Closed niftylettuce closed 4 years ago

niftylettuce commented 4 years ago

> franc.all('Hola amiga', { only: [ 'eng', 'spa', 'por', 'ita', 'fra' ] })
[
  [ 'spa', 1 ],
  [ 'ita', 0.9323770491803278 ],
  [ 'fra', 0.5942622950819672 ],
  [ 'por', 0.5368852459016393 ],
  [ 'eng', 0 ]
]
> franc.all('Hola mi amiga', { only: [ 'eng', 'spa', 'por', 'ita', 'fra' ] })
[
  [ 'ita', 1 ],
  [ 'spa', 0.6840958605664488 ],
  [ 'fra', 0.6318082788671024 ],
  [ 'por', 0.08714596949891062 ],
  [ 'eng', 0 ]
]
> franc.all('Ciao amico!', { only: [ 'eng', 'spa', 'por', 'ita', 'fra' ] })
[
  [ 'spa', 1 ],
  [ 'por', 0.9940758293838863 ],
  [ 'ita', 0.9170616113744076 ],
  [ 'eng', 0.6232227488151658 ],
  [ 'fra', 0.46563981042654023 ]
]

These are all completely incorrect accuracies.
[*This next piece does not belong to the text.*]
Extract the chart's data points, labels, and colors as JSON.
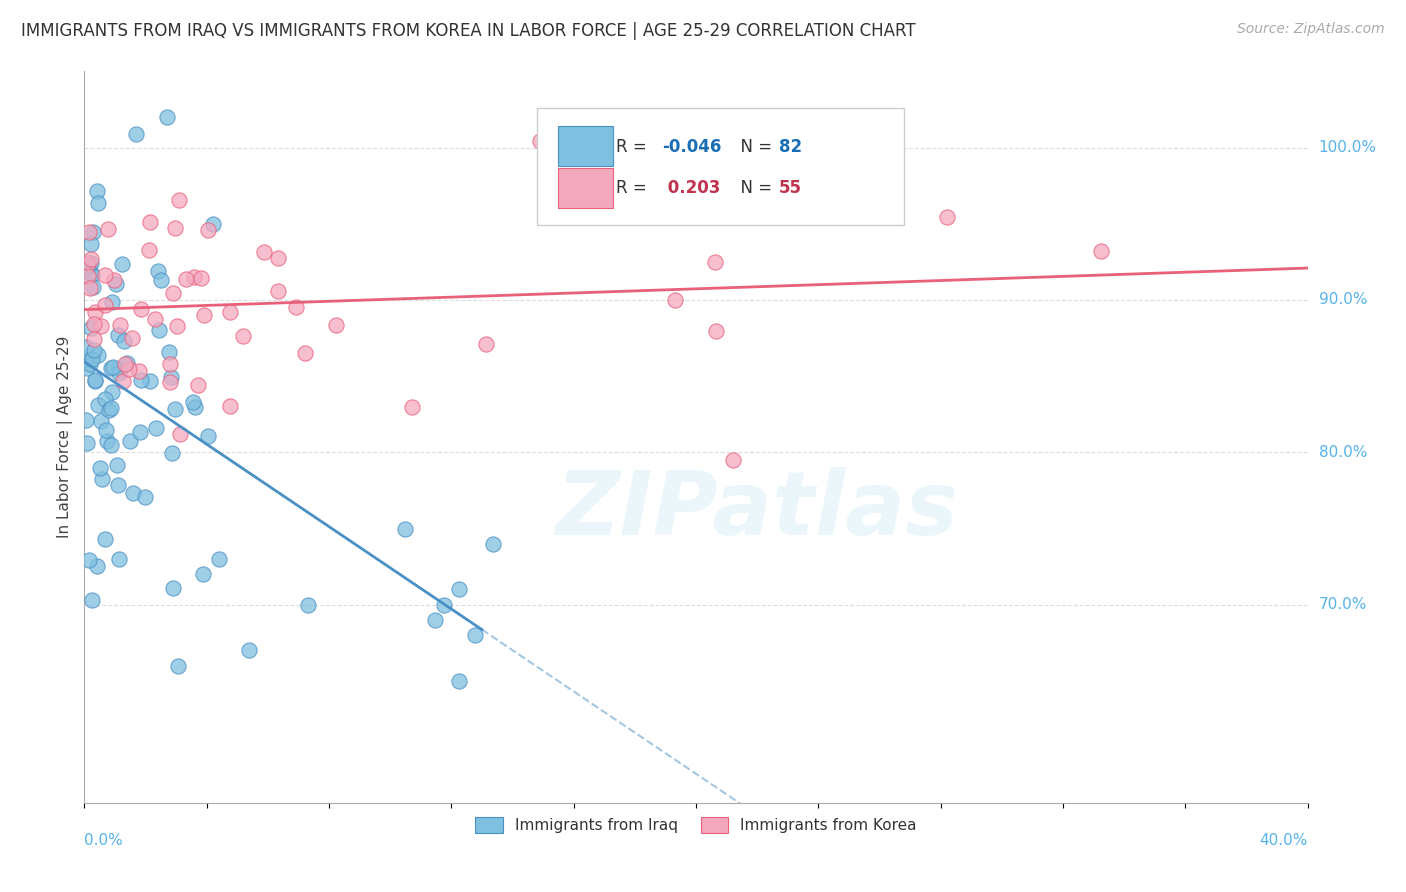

niftylettuce commented 4 years ago

Perhaps using Wikimedia word dictionary would be a better dataset for accuracy.

niftylettuce commented 4 years ago

Perhaps an error should be thrown if the string length doesn't reach a minimum number of characters, perhaps 200? Not sure if you've figured out what that magic number is.
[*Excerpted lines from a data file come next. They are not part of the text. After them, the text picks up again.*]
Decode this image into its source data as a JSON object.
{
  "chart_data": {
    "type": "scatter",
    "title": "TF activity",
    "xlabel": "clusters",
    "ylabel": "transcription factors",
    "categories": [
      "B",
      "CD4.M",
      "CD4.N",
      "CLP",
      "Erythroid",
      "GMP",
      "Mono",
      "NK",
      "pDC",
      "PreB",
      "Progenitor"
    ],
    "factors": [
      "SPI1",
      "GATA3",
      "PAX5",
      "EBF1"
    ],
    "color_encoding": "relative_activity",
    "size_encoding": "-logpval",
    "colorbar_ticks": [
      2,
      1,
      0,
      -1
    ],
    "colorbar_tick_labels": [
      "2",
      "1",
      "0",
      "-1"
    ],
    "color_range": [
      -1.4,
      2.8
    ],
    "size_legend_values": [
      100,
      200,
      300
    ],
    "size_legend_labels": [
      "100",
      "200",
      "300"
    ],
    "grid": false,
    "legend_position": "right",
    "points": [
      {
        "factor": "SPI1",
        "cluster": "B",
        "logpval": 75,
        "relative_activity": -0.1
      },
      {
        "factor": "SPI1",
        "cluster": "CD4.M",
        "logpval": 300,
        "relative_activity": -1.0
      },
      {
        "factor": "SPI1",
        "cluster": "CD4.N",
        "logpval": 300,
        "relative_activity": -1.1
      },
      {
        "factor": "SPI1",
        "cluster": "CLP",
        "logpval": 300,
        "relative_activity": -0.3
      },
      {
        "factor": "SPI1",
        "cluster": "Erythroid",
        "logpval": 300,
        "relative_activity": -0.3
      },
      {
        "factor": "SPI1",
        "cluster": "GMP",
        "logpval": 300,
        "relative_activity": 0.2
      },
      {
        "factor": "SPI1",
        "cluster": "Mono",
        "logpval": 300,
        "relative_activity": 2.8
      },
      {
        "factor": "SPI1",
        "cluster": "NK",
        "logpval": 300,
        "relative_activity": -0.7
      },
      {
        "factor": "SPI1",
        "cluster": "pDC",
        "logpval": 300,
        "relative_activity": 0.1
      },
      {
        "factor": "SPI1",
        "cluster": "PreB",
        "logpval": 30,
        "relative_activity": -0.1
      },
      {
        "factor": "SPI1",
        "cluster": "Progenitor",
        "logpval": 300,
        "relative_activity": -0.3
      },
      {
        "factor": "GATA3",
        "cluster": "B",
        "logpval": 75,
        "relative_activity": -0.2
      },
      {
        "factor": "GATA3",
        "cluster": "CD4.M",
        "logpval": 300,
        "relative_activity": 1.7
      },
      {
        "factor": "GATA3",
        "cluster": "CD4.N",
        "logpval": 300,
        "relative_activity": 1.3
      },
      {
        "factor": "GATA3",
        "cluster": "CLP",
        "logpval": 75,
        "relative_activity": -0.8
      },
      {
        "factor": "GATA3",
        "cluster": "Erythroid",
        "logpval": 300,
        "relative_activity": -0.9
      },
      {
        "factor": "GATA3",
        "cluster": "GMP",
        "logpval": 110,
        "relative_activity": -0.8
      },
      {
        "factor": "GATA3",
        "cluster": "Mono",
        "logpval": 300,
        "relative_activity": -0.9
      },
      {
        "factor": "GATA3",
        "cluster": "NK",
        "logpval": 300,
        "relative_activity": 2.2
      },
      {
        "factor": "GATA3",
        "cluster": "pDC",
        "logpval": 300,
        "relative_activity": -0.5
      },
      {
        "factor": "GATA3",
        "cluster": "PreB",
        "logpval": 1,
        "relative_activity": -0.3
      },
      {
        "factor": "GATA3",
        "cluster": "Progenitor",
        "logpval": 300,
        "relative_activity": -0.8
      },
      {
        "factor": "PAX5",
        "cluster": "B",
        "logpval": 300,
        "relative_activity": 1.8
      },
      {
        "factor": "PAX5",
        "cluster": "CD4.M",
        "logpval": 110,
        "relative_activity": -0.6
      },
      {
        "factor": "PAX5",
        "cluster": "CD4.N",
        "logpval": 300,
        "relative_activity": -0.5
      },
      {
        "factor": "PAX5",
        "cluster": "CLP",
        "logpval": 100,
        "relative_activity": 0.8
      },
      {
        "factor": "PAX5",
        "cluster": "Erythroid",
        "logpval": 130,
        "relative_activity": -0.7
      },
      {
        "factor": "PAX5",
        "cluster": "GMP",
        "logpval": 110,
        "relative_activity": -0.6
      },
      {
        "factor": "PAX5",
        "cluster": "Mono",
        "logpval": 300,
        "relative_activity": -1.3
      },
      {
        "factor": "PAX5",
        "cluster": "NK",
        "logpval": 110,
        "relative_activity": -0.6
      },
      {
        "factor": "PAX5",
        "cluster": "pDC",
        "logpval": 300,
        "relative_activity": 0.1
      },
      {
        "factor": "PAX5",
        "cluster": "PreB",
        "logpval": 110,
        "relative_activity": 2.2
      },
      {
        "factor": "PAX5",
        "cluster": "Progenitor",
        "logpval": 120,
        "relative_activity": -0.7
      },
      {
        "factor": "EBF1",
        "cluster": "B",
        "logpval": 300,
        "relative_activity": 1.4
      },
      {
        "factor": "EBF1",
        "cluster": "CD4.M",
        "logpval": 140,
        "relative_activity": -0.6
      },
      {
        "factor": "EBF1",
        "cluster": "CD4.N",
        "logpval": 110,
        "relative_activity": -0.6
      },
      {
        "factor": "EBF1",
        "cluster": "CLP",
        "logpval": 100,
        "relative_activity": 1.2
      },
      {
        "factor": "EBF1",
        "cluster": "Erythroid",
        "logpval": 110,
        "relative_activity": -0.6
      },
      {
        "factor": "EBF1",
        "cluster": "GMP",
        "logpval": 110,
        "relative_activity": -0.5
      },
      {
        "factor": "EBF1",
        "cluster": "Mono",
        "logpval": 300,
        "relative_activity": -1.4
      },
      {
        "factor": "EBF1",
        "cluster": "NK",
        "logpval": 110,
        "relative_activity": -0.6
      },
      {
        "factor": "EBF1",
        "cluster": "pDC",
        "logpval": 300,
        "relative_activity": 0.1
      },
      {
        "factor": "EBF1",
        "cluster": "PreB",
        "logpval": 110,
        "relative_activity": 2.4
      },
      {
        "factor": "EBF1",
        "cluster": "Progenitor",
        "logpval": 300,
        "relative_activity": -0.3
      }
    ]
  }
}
niftylettuce commented 4 years ago

For insight into my comment on the Wikimedia dataset, there are basically downloadable tarballs of entire dictionaries of every language, which also includes topics/people/etc.

wooorm commented 4 years ago

There have been many issues about this, see my responses to most closed issues. It’s in the readme: https://github.com/wooorm/franc#whats-not-so-cool-about-franc

Perhaps an error should be thrown if the string length doesn't reach a minimum number of characters

See the example in the readme: pass minLength: 200.

Not sure if you've figured out what that magic number is.

There is none: this is data model based, there is no perfect answer. There is just “likeliness”.

Perhaps using Wikimedia word dictionary would be a better dataset for accuracy.

There is no bigger copyright-free dataset than the universal declaration of human rights. Franc focusses on supporting many languages. Checkout CLD-based projects if you care less about many languages.

niftylettuce commented 4 years ago

Awesome, it wasn't obvious at first that "und" meant undefined/not found. Might be useful to add this to the README and make more of an example.

wooorm commented 4 years ago

How about this?

 var franc = require('franc')

 franc('Alle menslike wesens word vry') // => 'afr'
 franc('এটি একটি ভাষা একক IBM স্ক্রিপ্ট') // => 'ben'
 franc('Alle menneske er fødde til fridom') // => 'nno'
-franc('') // => 'und'
-franc('the') // => 'und'
-
-/* You can change what’s too short (default: 10): */
-franc('the', {minLength: 3}) // => 'sco'
+
+// You can change what’s too short (default: 10):
+franc('the') // => 'und' (`und` is a language code which stands for undetermined)
+franc('the', {minLength: 3}) // => 'sco'

niftylettuce commented 4 years ago

👍 👍 👍

wooorm commented 4 years ago

Sweet, fixed!